5. COP30 em Belém: o mundo de olho na Amazônia

A realização da COP30 em Belém colocou o Pará no centro das atenções globais. O evento atraiu bilhões de reais em investimentos em infraestrutura, logística e serviços — e acelerou a valorização fundiária em toda a região. Mais do que um evento, a COP30 consolidou a narrativa de que a Amazônia é o ativo ambiental mais estratégico do século XXI, e que investir nela de forma responsável é tanto lucrativo quanto necessário. O governo paraense projeta crescimento mínimo de 5% nas exportações do agronegócio em 2025, com expansão de 10% na área de produção de grãos.

Fonte: SEDAP/Pará (fev/2025) · Exame (nov/2025)
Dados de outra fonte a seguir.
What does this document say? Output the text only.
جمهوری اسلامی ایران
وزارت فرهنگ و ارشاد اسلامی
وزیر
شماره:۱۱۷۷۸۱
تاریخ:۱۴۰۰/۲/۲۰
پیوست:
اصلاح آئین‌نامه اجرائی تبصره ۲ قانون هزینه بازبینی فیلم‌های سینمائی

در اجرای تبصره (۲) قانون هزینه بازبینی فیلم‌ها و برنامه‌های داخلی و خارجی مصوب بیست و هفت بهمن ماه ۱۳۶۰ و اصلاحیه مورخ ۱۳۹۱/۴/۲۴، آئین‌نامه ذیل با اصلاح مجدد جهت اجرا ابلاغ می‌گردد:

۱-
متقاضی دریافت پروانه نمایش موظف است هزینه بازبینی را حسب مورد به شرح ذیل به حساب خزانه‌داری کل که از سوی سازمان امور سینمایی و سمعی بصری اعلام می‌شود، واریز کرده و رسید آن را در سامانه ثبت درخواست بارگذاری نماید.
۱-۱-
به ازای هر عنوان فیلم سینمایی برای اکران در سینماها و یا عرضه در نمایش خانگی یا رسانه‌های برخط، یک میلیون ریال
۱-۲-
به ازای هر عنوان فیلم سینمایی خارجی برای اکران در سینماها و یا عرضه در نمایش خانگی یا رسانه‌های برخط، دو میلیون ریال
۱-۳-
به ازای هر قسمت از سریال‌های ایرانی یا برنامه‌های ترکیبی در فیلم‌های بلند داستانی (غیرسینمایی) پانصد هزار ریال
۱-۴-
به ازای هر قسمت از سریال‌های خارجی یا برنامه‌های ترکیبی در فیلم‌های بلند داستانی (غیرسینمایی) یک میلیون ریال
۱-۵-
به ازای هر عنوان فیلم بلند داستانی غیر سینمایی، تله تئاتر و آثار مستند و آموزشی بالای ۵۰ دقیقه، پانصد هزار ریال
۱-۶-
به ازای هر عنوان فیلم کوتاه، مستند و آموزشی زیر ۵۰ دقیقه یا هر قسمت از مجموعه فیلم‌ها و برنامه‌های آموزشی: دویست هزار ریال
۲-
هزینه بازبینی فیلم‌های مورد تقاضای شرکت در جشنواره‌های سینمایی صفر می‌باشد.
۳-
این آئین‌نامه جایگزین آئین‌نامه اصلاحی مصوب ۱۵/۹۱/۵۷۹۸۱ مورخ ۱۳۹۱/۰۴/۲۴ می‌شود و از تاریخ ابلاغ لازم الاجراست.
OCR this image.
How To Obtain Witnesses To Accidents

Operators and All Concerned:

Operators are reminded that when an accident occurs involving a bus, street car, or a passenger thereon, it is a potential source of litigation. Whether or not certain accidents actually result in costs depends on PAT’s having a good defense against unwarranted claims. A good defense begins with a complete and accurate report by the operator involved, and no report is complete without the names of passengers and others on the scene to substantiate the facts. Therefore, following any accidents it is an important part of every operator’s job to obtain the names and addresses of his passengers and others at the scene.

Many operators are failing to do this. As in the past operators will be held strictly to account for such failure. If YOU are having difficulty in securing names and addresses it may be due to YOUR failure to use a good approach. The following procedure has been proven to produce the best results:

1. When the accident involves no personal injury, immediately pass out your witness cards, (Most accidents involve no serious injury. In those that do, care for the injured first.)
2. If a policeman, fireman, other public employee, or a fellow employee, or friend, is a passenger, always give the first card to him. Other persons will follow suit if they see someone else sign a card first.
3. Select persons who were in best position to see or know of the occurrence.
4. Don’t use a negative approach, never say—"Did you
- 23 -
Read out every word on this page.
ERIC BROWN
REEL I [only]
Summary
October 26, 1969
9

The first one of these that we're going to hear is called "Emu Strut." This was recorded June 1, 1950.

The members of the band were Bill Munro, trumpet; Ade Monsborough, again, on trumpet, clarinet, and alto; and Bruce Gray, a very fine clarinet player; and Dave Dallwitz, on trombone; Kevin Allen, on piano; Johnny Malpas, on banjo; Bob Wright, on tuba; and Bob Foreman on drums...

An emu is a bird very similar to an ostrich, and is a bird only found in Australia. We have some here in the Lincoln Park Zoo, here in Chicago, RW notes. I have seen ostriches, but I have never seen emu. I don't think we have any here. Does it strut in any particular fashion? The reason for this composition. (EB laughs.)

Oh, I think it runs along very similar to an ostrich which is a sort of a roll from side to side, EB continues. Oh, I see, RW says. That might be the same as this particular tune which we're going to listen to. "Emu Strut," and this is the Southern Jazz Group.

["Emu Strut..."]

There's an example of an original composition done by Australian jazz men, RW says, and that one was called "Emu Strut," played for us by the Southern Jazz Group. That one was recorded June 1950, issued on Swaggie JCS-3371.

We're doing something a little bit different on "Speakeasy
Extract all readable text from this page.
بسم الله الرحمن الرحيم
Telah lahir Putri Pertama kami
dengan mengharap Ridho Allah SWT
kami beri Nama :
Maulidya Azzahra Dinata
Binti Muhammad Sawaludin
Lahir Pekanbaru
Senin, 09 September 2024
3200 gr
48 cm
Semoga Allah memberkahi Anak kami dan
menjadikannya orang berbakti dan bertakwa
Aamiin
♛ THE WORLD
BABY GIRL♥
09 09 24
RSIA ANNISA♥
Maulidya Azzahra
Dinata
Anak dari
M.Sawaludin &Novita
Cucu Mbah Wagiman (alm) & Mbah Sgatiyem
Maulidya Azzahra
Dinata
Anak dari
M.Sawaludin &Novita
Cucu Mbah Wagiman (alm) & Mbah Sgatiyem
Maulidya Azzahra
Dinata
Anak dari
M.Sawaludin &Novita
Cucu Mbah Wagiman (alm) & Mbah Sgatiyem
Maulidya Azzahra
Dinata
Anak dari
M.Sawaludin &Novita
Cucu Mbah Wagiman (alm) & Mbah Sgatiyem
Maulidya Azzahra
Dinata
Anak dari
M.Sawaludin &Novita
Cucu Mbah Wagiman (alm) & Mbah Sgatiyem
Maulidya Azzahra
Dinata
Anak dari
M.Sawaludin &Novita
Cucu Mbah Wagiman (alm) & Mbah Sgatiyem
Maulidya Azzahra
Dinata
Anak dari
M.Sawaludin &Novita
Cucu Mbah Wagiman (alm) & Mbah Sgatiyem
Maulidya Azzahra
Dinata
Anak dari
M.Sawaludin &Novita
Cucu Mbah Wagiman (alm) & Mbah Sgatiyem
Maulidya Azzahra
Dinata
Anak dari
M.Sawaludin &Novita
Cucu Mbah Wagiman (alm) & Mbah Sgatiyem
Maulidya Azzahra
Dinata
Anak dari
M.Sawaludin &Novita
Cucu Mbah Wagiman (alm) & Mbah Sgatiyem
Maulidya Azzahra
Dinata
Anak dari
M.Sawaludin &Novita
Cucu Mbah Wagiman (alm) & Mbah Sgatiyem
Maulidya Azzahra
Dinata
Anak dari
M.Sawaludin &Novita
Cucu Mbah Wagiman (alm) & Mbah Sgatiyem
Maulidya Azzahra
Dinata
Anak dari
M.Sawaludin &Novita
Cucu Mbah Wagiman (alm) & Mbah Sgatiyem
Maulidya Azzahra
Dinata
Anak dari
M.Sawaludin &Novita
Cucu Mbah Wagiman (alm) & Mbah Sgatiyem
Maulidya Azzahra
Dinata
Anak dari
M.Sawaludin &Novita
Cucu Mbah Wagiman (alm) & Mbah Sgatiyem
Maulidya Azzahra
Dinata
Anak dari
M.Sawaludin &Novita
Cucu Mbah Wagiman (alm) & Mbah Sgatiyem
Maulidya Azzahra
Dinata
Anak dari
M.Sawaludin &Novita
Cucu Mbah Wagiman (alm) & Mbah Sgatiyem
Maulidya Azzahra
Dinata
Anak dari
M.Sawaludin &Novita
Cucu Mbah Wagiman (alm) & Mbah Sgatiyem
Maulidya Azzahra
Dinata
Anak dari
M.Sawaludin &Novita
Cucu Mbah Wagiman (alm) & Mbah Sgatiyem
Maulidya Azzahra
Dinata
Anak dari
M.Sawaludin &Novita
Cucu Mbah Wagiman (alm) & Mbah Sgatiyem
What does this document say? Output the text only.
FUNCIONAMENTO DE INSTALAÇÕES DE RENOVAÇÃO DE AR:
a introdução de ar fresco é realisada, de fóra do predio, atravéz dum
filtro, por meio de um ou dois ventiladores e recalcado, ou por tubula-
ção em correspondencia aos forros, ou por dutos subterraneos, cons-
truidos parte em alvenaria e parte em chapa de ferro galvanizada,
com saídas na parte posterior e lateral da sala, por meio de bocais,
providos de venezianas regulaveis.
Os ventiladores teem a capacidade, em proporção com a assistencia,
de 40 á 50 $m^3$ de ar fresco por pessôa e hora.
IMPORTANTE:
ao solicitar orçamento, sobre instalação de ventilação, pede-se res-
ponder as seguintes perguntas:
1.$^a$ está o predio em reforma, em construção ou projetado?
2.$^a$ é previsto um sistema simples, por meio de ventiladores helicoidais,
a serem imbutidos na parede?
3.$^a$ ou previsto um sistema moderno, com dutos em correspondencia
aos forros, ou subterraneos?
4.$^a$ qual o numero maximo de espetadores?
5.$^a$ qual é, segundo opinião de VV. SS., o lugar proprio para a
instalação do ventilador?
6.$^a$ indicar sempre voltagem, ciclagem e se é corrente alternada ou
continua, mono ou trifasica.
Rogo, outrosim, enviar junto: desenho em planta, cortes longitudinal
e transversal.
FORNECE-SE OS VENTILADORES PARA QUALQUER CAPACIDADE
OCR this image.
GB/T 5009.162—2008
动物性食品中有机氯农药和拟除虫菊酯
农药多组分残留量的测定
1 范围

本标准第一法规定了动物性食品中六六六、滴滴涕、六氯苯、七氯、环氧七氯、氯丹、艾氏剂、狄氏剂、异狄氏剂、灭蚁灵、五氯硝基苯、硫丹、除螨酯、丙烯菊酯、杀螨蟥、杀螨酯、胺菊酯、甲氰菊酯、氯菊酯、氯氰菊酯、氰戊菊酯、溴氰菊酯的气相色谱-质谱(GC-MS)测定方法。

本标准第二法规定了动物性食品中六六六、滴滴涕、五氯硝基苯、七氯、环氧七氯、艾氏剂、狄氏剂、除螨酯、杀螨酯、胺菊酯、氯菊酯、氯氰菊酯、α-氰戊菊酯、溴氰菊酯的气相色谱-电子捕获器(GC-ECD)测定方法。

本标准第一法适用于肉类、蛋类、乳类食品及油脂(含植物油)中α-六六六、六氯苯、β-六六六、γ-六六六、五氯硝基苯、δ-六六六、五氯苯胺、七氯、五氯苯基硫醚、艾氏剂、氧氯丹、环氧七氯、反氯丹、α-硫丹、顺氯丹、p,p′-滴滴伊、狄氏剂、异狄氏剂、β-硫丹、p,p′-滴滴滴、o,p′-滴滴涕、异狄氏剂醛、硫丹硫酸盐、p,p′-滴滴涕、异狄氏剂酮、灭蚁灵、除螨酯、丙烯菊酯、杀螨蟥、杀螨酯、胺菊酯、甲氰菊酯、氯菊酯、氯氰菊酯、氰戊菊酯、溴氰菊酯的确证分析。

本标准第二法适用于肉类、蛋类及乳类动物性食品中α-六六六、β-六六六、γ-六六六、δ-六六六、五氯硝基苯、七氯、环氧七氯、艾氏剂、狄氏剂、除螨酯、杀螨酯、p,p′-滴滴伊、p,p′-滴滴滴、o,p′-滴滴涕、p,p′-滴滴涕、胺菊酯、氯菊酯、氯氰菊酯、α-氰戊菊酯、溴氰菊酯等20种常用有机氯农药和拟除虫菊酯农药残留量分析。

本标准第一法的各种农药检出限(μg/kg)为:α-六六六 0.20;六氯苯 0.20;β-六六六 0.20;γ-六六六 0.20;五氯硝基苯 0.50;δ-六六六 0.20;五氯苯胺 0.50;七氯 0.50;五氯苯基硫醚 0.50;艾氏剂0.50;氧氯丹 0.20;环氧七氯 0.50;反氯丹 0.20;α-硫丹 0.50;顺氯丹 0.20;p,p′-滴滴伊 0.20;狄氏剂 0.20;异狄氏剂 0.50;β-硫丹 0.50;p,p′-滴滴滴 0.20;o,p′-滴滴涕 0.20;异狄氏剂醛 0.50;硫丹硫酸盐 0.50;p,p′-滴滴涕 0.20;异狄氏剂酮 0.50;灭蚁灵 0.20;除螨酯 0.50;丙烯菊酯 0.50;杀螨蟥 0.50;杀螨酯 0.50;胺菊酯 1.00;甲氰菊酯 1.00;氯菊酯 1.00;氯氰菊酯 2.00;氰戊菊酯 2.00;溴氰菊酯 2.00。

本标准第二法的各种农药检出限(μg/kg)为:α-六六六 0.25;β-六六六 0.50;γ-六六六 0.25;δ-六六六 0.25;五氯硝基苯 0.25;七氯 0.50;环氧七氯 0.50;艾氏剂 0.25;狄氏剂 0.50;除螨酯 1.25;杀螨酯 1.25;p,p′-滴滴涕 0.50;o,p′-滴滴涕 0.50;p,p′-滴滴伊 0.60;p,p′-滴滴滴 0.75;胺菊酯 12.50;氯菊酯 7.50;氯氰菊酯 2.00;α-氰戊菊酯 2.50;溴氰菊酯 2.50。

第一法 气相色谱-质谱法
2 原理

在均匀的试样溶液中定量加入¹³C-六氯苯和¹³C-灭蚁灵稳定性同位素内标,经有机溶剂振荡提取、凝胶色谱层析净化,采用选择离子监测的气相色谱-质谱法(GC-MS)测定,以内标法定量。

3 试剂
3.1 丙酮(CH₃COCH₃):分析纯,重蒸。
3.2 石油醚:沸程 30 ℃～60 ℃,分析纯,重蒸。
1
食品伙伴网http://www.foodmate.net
6. Pecuária sustentável: o diferencial competitivo

O Programa Pecuária Sustentável do Governo do Pará está implementando rastreabilidade animal em 100% do rebanho bovino estadual até 2026, com identificação eletrônica e o sistema SIGEAGRO 2.0. Isso significa que a carne paraense terá acesso a mercados premium internacionais que exigem certificação de origem — valorizando diretamente as propriedades rurais regularizadas. Com 21 frigoríficos com Selo de Inspeção Federal e 18 com Selo Estadual, o Pará tem a estrutura de abate e processamento necessária para atender qualquer mercado do mundo. Em 2024, foram exportados 545.519 bovinos vivos e abatidos mais de 2,4 milhões de bovídeos em território paraense.

Fonte: ADEPARÁ — Agência de Defesa Agropecuária do Pará (2025)

Por que agir agora?

A janela de oportunidade está aberta, mas não ficará aberta para sempre. Os fatores que hoje tornam o Pará atrativo — preços abaixo da média nacional, terra disponível, infraestrutura em expansão e demanda global crescente — são exatamente os mesmos que, em 10 a 15 anos, terão elevado os preços ao patamar do Centro-Oeste atual. Quem investiu no Mato Grosso nos anos 1990 e no MATOPIBA nos anos 2010 sabe disso. O próximo ciclo é o Norte.